Property Flipping – Property is purchased, falsely appraised at a higher value, and then quickly sold. What makes property flipping illegal is that the appraisal information is fraudulent. The schemes typically involve one or more of the following: fraudulent appraisals, doctored loan documentation, inflating buyer income, etc. Kickbacks to buyers, investors, property/loan brokers, appraisers, title company employees are common in this scheme. A home worth $200,000 may be appraised for $400,000 or higher in this type of scheme.

Silent Second – The buyer of a property borrows the down payment from the seller through the issuance of a non-disclosed second mortgage. The primary lender believes the borrower has invested his own money in the down payment, when in fact, it is borrowed. The second mortgage is usually not recorded to further conceal its status from the primary lender.
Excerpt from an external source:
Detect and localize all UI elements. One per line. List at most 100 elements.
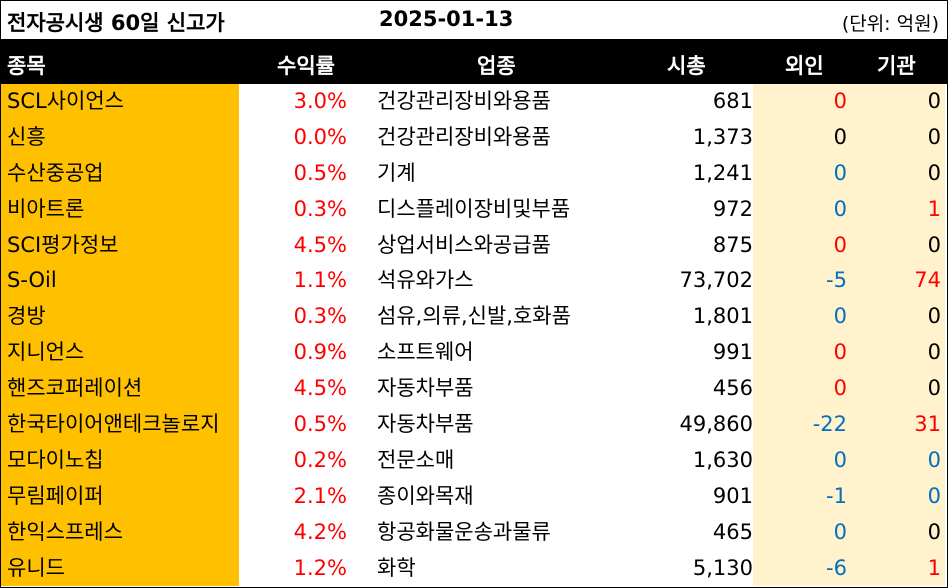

Nominee Loans/Straw Buyers – The identity of the borrower is concealed through the use of a nominee who allows the borrower to use the nominee’s name and credit history to apply for a loan.

Fictitious/Stolen Identity – A fictitious/stolen identity may be used on the loan application. The applicant may be involved in an identity theft scheme: the applicant’s name, personal identifying information and credit history are used without the true person’s knowledge.

Inflated Appraisals – An appraiser acts in collusion with a borrower and provides a misleading appraisal report to the lender. The report inaccurately states an inflated property value.

Equity Skimming – An investor may use a straw buyer, false income documents, and false credit reports, to obtain a mortgage loan in the straw buyer’s name. Subsequent to closing, the straw buyer signs the property over to the investor in a quit claim deed which relinquishes all rights to the property and provides no guaranty to title. The investor does not make any mortgage payments and rents the property until foreclosure takes place several months later.